Conversely, if you wait beyond full retirement age to claim your worker retirement benefits, then you’ll qualify for what are known as delayed retirement credits and potentially boost the size of your monthly Social Security check. That system has been in place for years, and it’s been a lucrative one for Social Security recipients with the patience to wait.
However, 2020 will be the last year in which the level of delayed retirement credits that’s been in place for a long time will still hold true. After that, the maximum amount of delayed retirement credits will fall gradually, leading to smaller boosts in monthly checks. In addition, some people believe further reductions to delayed retirement credits are just a matter of time.
Social Security pays you more for taking your benefits late
Much of the complexity about Social Security comes from the varying sizes of checks that you can get depending on when you decide to claim. But the idea behind all those complicated calculations is actually fairly simple: The goal of the Social Security Administration is to make it so that the total payments made over the course of your lifetime will be roughly identical for if you live to your average life expectancy, no matter whether you claim at age 62, age 70, or somewhere in between.
So as a result, those who claim earlier than full retirement age get smaller checks, since they get more of them over the course of their lifetime. Meanwhile, those who wait will get bigger checks, in order to make up for the fact that they’ll get fewer of them.

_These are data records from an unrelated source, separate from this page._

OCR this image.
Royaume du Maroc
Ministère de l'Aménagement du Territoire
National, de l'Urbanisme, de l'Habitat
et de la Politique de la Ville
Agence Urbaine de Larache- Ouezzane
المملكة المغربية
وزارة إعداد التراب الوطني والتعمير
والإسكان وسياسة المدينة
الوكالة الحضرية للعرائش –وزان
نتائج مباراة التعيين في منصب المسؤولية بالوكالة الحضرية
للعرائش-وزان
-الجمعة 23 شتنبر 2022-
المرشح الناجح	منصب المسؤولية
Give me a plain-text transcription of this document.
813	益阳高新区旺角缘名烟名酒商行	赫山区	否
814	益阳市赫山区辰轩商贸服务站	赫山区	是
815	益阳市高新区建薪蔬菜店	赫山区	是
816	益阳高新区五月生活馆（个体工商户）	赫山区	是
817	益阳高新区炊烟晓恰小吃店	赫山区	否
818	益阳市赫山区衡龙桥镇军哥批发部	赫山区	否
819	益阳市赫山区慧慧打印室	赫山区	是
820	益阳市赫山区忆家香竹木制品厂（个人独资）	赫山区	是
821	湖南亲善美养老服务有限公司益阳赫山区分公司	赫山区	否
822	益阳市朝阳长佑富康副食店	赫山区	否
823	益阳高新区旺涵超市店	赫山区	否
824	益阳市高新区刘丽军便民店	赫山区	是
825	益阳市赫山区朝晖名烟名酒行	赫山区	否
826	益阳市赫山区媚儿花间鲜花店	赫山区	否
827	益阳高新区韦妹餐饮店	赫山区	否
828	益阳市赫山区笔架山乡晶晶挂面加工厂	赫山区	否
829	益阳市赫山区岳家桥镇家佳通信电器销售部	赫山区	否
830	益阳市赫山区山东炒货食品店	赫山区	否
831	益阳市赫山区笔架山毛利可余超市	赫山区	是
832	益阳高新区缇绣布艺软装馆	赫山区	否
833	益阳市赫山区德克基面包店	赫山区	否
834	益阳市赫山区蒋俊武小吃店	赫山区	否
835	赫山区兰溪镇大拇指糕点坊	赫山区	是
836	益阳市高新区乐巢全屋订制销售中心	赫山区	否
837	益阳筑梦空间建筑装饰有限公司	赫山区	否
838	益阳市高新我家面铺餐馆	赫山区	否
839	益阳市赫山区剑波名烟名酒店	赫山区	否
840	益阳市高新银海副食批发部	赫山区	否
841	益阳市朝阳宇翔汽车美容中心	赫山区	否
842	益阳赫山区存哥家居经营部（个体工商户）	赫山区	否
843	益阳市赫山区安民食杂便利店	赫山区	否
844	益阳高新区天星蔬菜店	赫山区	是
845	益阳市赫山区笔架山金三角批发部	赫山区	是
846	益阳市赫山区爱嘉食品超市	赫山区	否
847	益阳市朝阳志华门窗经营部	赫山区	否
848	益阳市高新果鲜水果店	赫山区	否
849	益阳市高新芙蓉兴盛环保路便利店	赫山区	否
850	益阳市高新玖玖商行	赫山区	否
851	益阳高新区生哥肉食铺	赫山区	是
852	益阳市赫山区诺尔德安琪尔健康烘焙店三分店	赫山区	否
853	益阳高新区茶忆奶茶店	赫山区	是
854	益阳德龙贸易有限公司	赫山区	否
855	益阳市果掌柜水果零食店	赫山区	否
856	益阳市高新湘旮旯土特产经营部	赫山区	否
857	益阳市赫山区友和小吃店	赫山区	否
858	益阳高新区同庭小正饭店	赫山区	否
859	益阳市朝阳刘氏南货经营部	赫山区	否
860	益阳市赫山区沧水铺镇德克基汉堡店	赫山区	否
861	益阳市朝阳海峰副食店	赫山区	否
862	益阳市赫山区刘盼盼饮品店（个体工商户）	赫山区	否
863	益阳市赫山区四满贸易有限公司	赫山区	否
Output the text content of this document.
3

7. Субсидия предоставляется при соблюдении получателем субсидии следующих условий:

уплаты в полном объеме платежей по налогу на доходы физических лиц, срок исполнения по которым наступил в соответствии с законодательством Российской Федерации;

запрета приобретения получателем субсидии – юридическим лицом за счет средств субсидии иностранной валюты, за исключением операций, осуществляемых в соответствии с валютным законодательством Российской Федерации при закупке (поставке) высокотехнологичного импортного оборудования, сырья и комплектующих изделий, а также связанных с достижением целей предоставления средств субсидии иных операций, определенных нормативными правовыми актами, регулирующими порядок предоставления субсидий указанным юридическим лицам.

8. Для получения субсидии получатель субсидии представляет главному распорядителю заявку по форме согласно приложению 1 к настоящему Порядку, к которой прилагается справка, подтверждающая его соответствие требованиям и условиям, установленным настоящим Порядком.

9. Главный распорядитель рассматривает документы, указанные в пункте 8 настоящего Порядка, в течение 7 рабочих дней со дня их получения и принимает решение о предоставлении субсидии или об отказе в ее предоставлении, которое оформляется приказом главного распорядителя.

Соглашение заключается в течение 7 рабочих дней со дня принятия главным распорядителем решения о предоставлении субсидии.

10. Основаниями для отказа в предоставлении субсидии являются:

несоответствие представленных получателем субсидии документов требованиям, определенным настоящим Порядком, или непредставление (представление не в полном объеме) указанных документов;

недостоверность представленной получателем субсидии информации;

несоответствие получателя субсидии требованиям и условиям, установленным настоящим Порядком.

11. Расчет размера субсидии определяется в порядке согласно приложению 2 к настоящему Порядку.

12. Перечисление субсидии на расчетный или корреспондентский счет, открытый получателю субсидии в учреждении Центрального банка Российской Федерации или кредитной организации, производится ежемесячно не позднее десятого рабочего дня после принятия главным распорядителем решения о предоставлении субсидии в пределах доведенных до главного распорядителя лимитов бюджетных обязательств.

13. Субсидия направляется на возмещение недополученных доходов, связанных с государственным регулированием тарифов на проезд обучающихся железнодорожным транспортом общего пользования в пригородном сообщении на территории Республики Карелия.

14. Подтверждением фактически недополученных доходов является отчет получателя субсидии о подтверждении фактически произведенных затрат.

The rules governing delayed retirement credits are actually reasonably easy to understand. For every month you wait beyond your full retirement age through age 70, your monthly retirement check from Social Security will go up by two-thirds of a percentage point. So if your full retirement age is 66, your regular benefit would be $1,500, and if you decide to claim benefits at 68, then you’d boost the monthly payment by 24 months times two-thirds of a percent per month, or 16%. That would give you monthly checks of $1,740 — 16% higher than $1,500.
What’s happening in 2021?
2020 is the last year in which someone turning 66 will have a full retirement age of 66. Because you can collect delayed retirement credits through age 70, that means that those turning 66 this year will have the option of waiting until they turn 70 and potentially earning four full years’ worth of credits. That’ll boost their total benefits by 32%.
Starting in 2021, however, those turning 66 will have an older full retirement age. For instance, those turning 66 in 2021 will have a full retirement age of 66 and two months. Those turning 66 in 2022 will have to reach 66 and four months to hit full retirement age, with subsequent increases finally topping out at age 67 for those turning 66 in 2026 or later.
You can never delay retirement benefits past 70 and still get credits, so a higher full retirement age means that the maximum delayed retirement credit is smaller. For example, if your full retirement age is 67, then your maximum delayed retirement credit will be just 24% — 36 months at two-thirds of a percent per month.
Are more cuts coming?
Moreover, some have suggested that full retirement ages could rise even further in the years to come. Without a corresponding increase in the maximum age for delayed retirement credits, that could produce more substantial reductions in maximum benefits.
All sorts of factors go into deciding when you should claim Social Security, but the extra money for delayed retirement credits is a big factor. To the extent those credits get smaller, it will potentially make it harder to get as much as you can from Social Security.